The most exciting lifetime news is that research in Dr. Nadeau’s Stanford lab has found that treating allergies with OIT actually changes the genes by epigenetics (a chemical modification of the genes that does not affect the actual DNA sequence), so desensitizing children may reduce the likelihood that they will pass on the disease to their children. She and her team now have an 10-year study of OIT — the longest record in the United States — in which they found that everyone who was compliant with the treatment and continued to eat the foods has kept their allergies from returning.  Dr. Nadeau says, “It’s the only known way, at the current time, to cure someone of their allergies.”

13) Everyone says we should only do OIT in a clinical trial.

“The person who says it cannot be done should stop interrupting the person doing it.”
~Chinese proverb

The standard advice food allergy families get, “Only do OIT in a clinical trial” doesn’t make sense. The actual desensitization process between private practice and trials is similar: home dosing is 93% of it and supervised updoses 7% of the time with an allergist and staff member trained to handle any reactions that occur. Being prepared and able to handle an anaphylactic reaction is what allergists do. They do it daily in food challenges in office, where doses are thousands of times larger than OIT doses.
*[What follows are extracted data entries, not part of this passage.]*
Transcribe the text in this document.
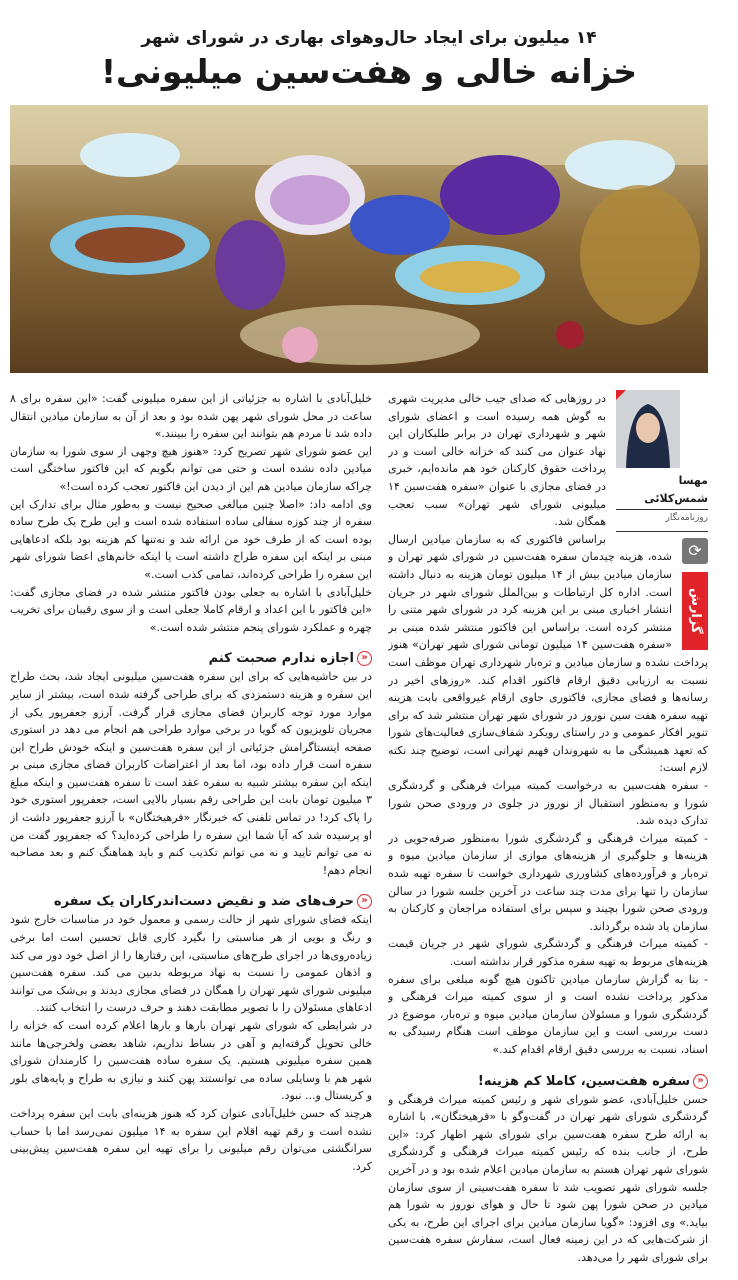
۱۴ میلیون برای ایجاد حال‌وهوای بهاری در شورای شهر
خزانه خالی و هفت‌سین میلیونی!
مهسا شمس‌کلائی
روزنامه‌نگار

در روزهایی که صدای جیب خالی مدیریت شهری به گوش همه رسیده است و اعضای شورای شهر و شهرداری تهران در برابر طلبکاران این نهاد عنوان می کنند که خزانه خالی است و در پرداخت حقوق کارکنان خود هم مانده‌ایم، خبری در فضای مجازی با عنوان «سفره هفت‌سین ۱۴ میلیونی شورای شهر تهران» سبب تعجب همگان شد.

⟳
گزارش

براساس فاکتوری که به سازمان میادین ارسال شده، هزینه چیدمان سفره هفت‌سین در شورای شهر تهران و سازمان میادین بیش از ۱۴ میلیون تومان هزینه به دنبال داشته است. اداره کل ارتباطات و بین‌الملل شورای شهر در جریان انتشار اخباری مبنی بر این هزینه کرد در شورای شهر متنی را منتشر کرده است. براساس این فاکتور منتشر شده مبنی بر «سفره هفت‌سین ۱۴ میلیون تومانی شورای شهر تهران» هنوز پرداخت نشده و سازمان میادین و تره‌بار شهرداری تهران موظف است نسبت به ارزیابی دقیق ارقام فاکتور اقدام کند. «روزهای اخیر در رسانه‌ها و فضای مجازی، فاکتوری حاوی ارقام غیرواقعی بابت هزینه تهیه سفره هفت سین نوروز در شورای شهر تهران منتشر شد که برای تنویر افکار عمومی و در راستای رویکرد شفاف‌سازی فعالیت‌های شورا که تعهد همیشگی ما به شهروندان فهیم تهرانی است، توضیح چند نکته لازم است:

- سفره هفت‌سین به درخواست کمیته میراث فرهنگی و گردشگری شورا و به‌منظور استقبال از نوروز در جلوی در ورودی صحن شورا تدارک دیده شد.

- کمیته میراث فرهنگی و گردشگری شورا به‌منظور صرفه‌جویی در هزینه‌ها و جلوگیری از هزینه‌های موازی از سازمان میادین میوه و تره‌بار و فرآورده‌های کشاورزی شهرداری خواست تا سفره تهیه شده سازمان را تنها برای مدت چند ساعت در آخرین جلسه شورا در سالن ورودی صحن شورا بچیند و سپس برای استفاده مراجعان و کارکنان به سازمان یاد شده برگرداند.

- کمیته میراث فرهنگی و گردشگری شورای شهر در جریان قیمت هزینه‌های مربوط به تهیه سفره مذکور قرار نداشته است.

- بنا به گزارش سازمان میادین تاکنون هیچ گونه مبلغی برای سفره مذکور پرداخت نشده است و از سوی کمیته میراث فرهنگی و گردشگری شورا و مسئولان سازمان میادین میوه و تره‌بار، موضوع در دست بررسی است و این سازمان موظف است هنگام رسیدگی به اسناد، نسبت به بررسی دقیق ارقام اقدام کند.»

«سفره هفت‌سین، کاملا کم هزینه!

حسن خلیل‌آبادی، عضو شورای شهر و رئیس کمیته میراث فرهنگی و گردشگری شورای شهر تهران در گفت‌وگو با «فرهیختگان»، با اشاره به ارائه طرح سفره هفت‌سین برای شورای شهر اظهار کرد: «این طرح، از جانب بنده که رئیس کمیته میراث فرهنگی و گردشگری شورای شهر تهران هستم به سازمان میادین اعلام شده بود و در آخرین جلسه شورای شهر تصویب شد تا سفره هفت‌سینی از سوی سازمان میادین در صحن شورا پهن شود تا حال و هوای نوروز به شورا هم بیاید.» وی افزود: «گویا سازمان میادین برای اجرای این طرح، به یکی از شرکت‌هایی که در این زمینه فعال است، سفارش سفره هفت‌سین برای شورای شهر را می‌دهد.

خلیل‌آبادی با اشاره به جزئیاتی از این سفره میلیونی گفت: «این سفره برای ۸ ساعت در محل شورای شهر پهن شده بود و بعد از آن به سازمان میادین انتقال داده شد تا مردم هم بتوانند این سفره را ببینند.»

این عضو شورای شهر تصریح کرد: «هنوز هیچ وجهی از سوی شورا به سازمان میادین داده نشده است و حتی می توانم بگویم که این فاکتور ساختگی است چراکه سازمان میادین هم این از دیدن این فاکتور تعجب کرده است!»

وی ادامه داد: «اصلا چنین مبالغی صحیح نیست و به‌طور مثال برای تدارک این سفره از چند کوزه سفالی ساده استفاده شده است و این طرح یک طرح ساده بوده است که از طرف خود من ارائه شد و نه‌تنها کم هزینه بود بلکه ادعاهایی مبنی بر اینکه این سفره طراح داشته است یا اینکه خانم‌های اعضا شورای شهر این سفره را طراحی کرده‌اند، تمامی کذب است.»

خلیل‌آبادی با اشاره به جعلی بودن فاکتور منتشر شده در فضای مجازی گفت: «این فاکتور با این اعداد و ارقام کاملا جعلی است و از سوی رقیبان برای تخریب چهره و عملکرد شورای پنجم منتشر شده است.»

«اجازه ندارم صحبت کنم

در بین حاشیه‌هایی که برای این سفره هفت‌سین میلیونی ایجاد شد، بحث طراح این سفره و هزینه دستمزدی که برای طراحی گرفته شده است، بیشتر از سایر موارد مورد توجه کاربران فضای مجازی قرار گرفت. آرزو جعفرپور یکی از مجریان تلویزیون که گویا در برخی موارد طراحی هم انجام می دهد در استوری صفحه اینستاگرامش جزئیاتی از این سفره هفت‌سین و اینکه خودش طراح این سفره است قرار داده بود، اما بعد از اعتراضات کاربران فضای مجازی مبنی بر اینکه این سفره بیشتر شبیه به سفره عقد است تا سفره هفت‌سین و اینکه مبلغ ۳ میلیون تومان بابت این طراحی رقم بسیار بالایی است، جعفرپور استوری خود را پاک کرد! در تماس تلفنی که خبرنگار «فرهیختگان» با آرزو جعفرپور داشت از او پرسیده شد که آیا شما این سفره را طراحی کرده‌اید؟ که جعفرپور گفت من نه می توانم تایید و نه می توانم تکذیب کنم و باید هماهنگ کنم و بعد مصاحبه انجام دهم!

«حرف‌های ضد و نقیض دست‌اندرکاران یک سفره

اینکه فضای شورای شهر از حالت رسمی و معمول خود در مناسبات خارج شود و رنگ و بویی از هر مناسبتی را بگیرد کاری قابل تحسین است اما برخی زیاده‌روی‌ها در اجرای طرح‌های مناسبتی، این رفتارها را از اصل خود دور می کند و اذهان عمومی را نسبت به نهاد مربوطه بدبین می کند. سفره هفت‌سین میلیونی شورای شهر تهران را همگان در فضای مجازی دیدند و بی‌شک می توانند ادعاهای مسئولان را با تصویر مطابقت دهند و حرف درست را انتخاب کنند.

در شرایطی که شورای شهر تهران بارها و بارها اعلام کرده است که خزانه را خالی تحویل گرفته‌ایم و آهی در بساط نداریم، شاهد بعضی ولخرجی‌ها مانند همین سفره میلیونی هستیم. یک سفره ساده هفت‌سین را کارمندان شورای شهر هم با وسایلی ساده می توانستند پهن کنند و نیازی به طراح و پایه‌های بلور و کریستال و... نبود.

هرچند که حسن خلیل‌آبادی عنوان کرد که هنوز هزینه‌ای بابت این سفره پرداخت نشده است و رقم تهیه اقلام این سفره به ۱۴ میلیون نمی‌رسد اما با حساب سرانگشتی می‌توان رقم میلیونی را برای تهیه این سفره هفت‌سین پیش‌بینی کرد.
Several of the OIT doctors actually started their careers in research and came out into private practice. Many have associated Clinical Research businesses in addition to their private practice and conduct research in multiple areas of allergy and immunology.
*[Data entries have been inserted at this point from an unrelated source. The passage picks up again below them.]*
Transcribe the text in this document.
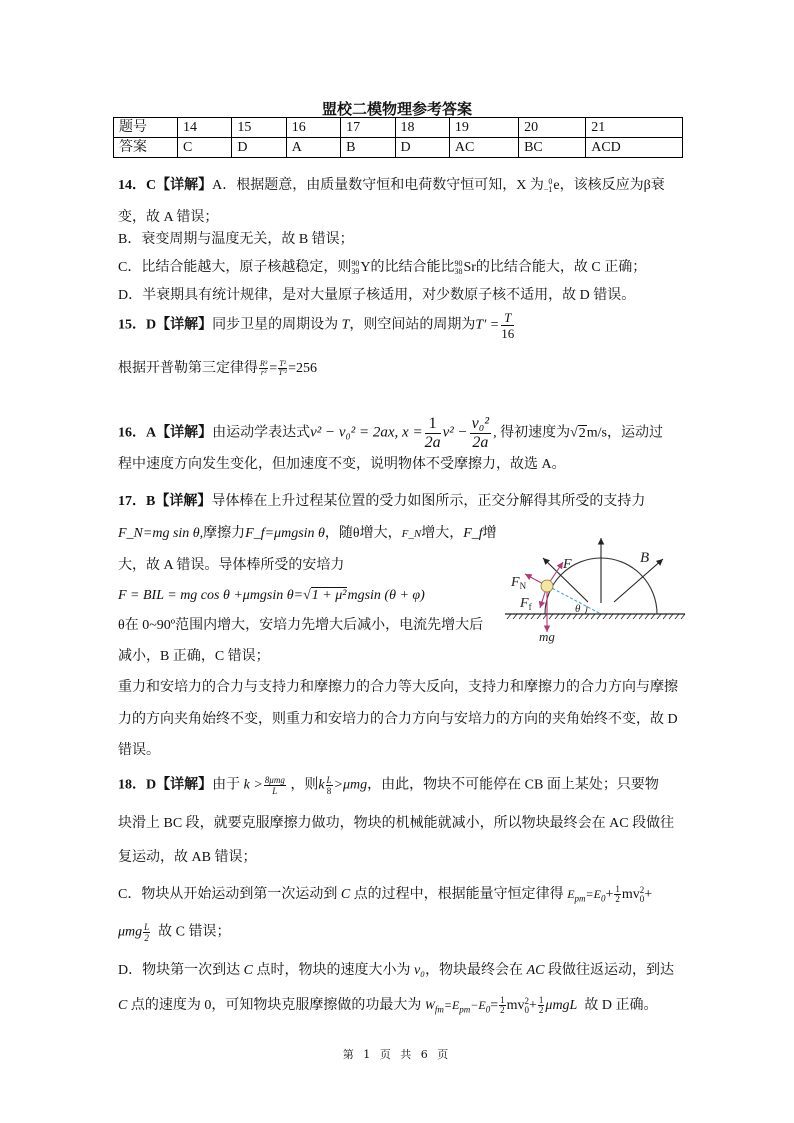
盟校二模物理参考答案
题号	14	15	16	17	18	19	20	21
答案	C	D	A	B	D	AC	BC	ACD
14．C【详解】A．根据题意，由质量数守恒和电荷数守恒可知，X 为 0
−1 e，该核反应为β衰
变，故 A 错误；
B．衰变周期与温度无关，故 B 错误；
C．比结合能越大，原子核越稳定，则 90
39 Y的比结合能比 90
38 Sr的比结合能大，故 C 正确；
D．半衰期具有统计规律，是对大量原子核适用，对少数原子核不适用，故 D 错误。
15．D【详解】同步卫星的周期设为 T，则空间站的周期为$T' = \frac{T}{16}$
根据开普勒第三定律得 $\frac{\text{R³}}{\text{r³}} = \frac{\text{T²}}{\text{T′²}} =256$
16．A【详解】由运动学表达式v² − v₀² = 2ax, $x = \frac{1}{2a} v^2 - \frac{\text{v₀²}}{2a}$ , 得初速度为√2m/s，运动过
程中速度方向发生变化，但加速度不变，说明物体不受摩擦力，故选 A。
17．B【详解】导体棒在上升过程某位置的受力如图所示，正交分解得其所受的支持力
F_N=mg sin θ,摩擦力F_f=μmgsin θ，随θ增大，F_N增大，F_f增
大，故 A 错误。导体棒所受的安培力
F = BIL = mg cos θ +μmgsin θ=√1 + μ²mgsin (θ + φ)
θ在 0~90º范围内增大，安培力先增大后减小，电流先增大后
减小，B 正确，C 错误；
重力和安培力的合力与支持力和摩擦力的合力等大反向，支持力和摩擦力的合力方向与摩擦
力的方向夹角始终不变，则重力和安培力的合力方向与安培力的方向的夹角始终不变，故 D
错误。
B
θ
F
$F_N$
$F_f$
mg
18．D【详解】由于 $k > \frac{\text{8μmg}}{L}$ ，则k $\frac{L}{8} >\mu mg$，由此，物块不可能停在 CB 面上某处；只要物
块滑上 BC 段，就要克服摩擦力做功，物块的机械能就减小，所以物块最终会在 AC 段做往
复运动，故 AB 错误；
C．物块从开始运动到第一次运动到 C 点的过程中，根据能量守恒定律得 $E_{pm}=E_0+ \frac{1}{2}$ mv 2
0 +
μmg $\frac{L}{2}$ 故 C 错误；
D．物块第一次到达 C 点时，物块的速度大小为 v₀，物块最终会在 AC 段做往返运动，到达
C 点的速度为 0，可知物块克服摩擦做的功最大为 $W_{fm}=E_{pm}-E_0= \frac{1}{2}$ mv 2
$0 + \frac{1}{2}$ μmgL 故 D 正确。
第 1 页 共 6 页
OIT has been done in private practice for nearly a decade. There are 70+ doctors in 2016 offering OIT in their offices. All the OIT allergists are board-certified allergists with full practices. For almost all, OIT is just a small part of their overall practice. 84% of OIT patients have insurance coverage for their treatment.

IMG_6080Dr. Richard Wasserman, PhD and MD, is a pioneer and creator of one of the most widely-used OIT protocols. He states: “Clinical trials are really important and we depend on them to provide us with more rigorous information. But children are suffering now. I don’t think every ‘i’ must be dotted and every ‘t’ crossed before you help people.”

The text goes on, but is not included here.